Although digital meeting and digital publication options for business have been around for some time, many businesses don’t take full advantage of them.  At MTI we realized several years ago that the old ways of doing business weren’t sustainable.  We also realized that if we were touting products that made buildings more sustainable and more environmentally friendly, we should probably be doing business the same way.

Technology is not going away.  While it certainly has negatives, the communication possibilities are so great, it needs to be embraced by businesses of all sizes.  The digital communication practices that follow are sustainable business practices we firmly recommend.
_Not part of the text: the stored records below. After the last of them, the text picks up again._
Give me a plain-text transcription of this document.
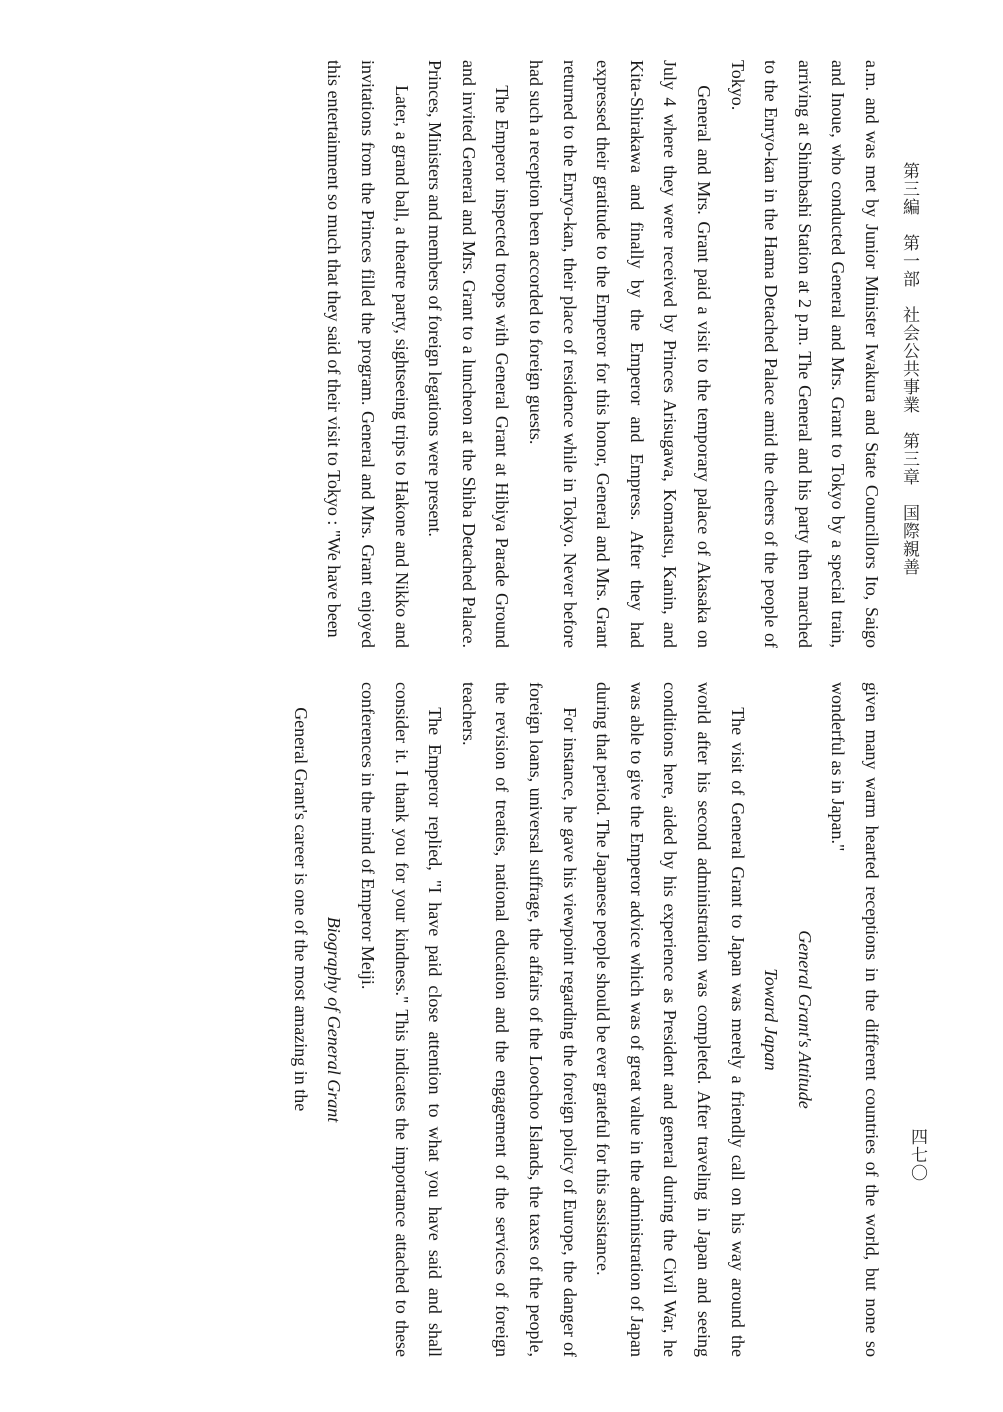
第三編　第一部　社会公共事業　第三章　国際親善
四七〇

a.m. and was met by Junior Minister Iwakura and State Councillors Ito, Saigo and Inoue, who conducted General and Mrs. Grant to Tokyo by a special train, arriving at Shimbashi Station at 2 p.m. The General and his party then marched to the Enryo-kan in the Hama Detached Palace amid the cheers of the people of Tokyo.

General and Mrs. Grant paid a visit to the temporary palace of Akasaka on July 4 where they were received by Princes Arisugawa, Komatsu, Kanin, and Kita-Shirakawa and finally by the Emperor and Empress. After they had expressed their gratitude to the Emperor for this honor, General and Mrs. Grant returned to the Enryo-kan, their place of residence while in Tokyo. Never before had such a reception been accorded to foreign guests.

The Emperor inspected troops with General Grant at Hibiya Parade Ground and invited General and Mrs. Grant to a luncheon at the Shiba Detached Palace. Princes, Ministers and members of foreign legations were present.

Later, a grand ball, a theatre party, sightseeing trips to Hakone and Nikko and invitations from the Princes filled the program. General and Mrs. Grant enjoyed this entertainment so much that they said of their visit to Tokyo : "We have been

given many warm hearted receptions in the different countries of the world, but none so wonderful as in Japan."

General Grant's Attitude

Toward Japan

The visit of General Grant to Japan was merely a friendly call on his way around the world after his second administration was completed. After traveling in Japan and seeing conditions here, aided by his experience as President and general during the Civil War, he was able to give the Emperor advice which was of great value in the administration of Japan during that period. The Japanese people should be ever grateful for this assistance.

For instance, he gave his viewpoint regarding the foreign policy of Europe, the danger of foreign loans, universal suffrage, the affairs of the Loochoo Islands, the taxes of the people, the revision of treaties, national education and the engagement of the services of foreign teachers.

The Emperor replied, "I have paid close attention to what you have said and shall consider it. I thank you for your kindness." This indicates the importance attached to these conferences in the mind of Emperor Meiji.

Biography of General Grant

General Grant's career is one of the most amazing in the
Minimize print matter.  There is no reason to maintain a binder full of product catalogs in the 21st Century.  PDF versions of product catalogs and product flyers are easy to search and easy to store, and they are much more environmentally friendly.  We have all been to major tradeshows and conferences where we’ve witnessed volumes of discarded catalogs, brochures, etc. packed into overflowing trash receptacles.  If we feel compelled to hand out some print matter, why not a business card with our URL?  Or better yet, let’s just put our QR code on a sign and let interested parties take a digital image.  The QR code reader on their smart phone can take them to our electronic media when they have time to look at it.

Digital media can do so much more than print media.  PDFs aren’t just about sending print and images.  They can also contain video and audio.  My document written in English can contain links to translations in other languages or explanatory movies with narrations in other languages.  The possibilities are endless, and they can be delivered in seconds around the world at little cost and on demand.  Utilizing email for product updates and company newsletters is also much quicker, much more economical and much more environmentally responsible than the postcards and brochures we used to rely on for getting the message out.

Rethink business travel and training.  Web meetings can and should supplant sales calls and business meetings.  Most of us complain about the cost of gas, the hassle of airport security checks, the threat of bedbugs, etc., but are we still heading off to a meeting in some other state or some other country?  Sure there are times when we have to be there in person, but many times we don’t; and the savings to the bottom-line and to the environment are huge!   There are many ways we can do meetings online, and the costs have come down tremendously because of the number of services competing for your business.   Not only can you hear and see each other, you can even work on the same documents online, and the down time involved with travel can now be used more productively.

Web conferencing can also be used effectively for training.  Most web conferencing software has a record function built in so that people who are unable to attend can get a rebroadcast of the session.  This saves on the instructor’s time and expense, and it makes the content available in the same format so you’re confident everyone received the same message.

Old habits die hard, but businesses large and small can benefit greatly from adopting 21st Century digital communication practices.  They are sustainable, economical and effective.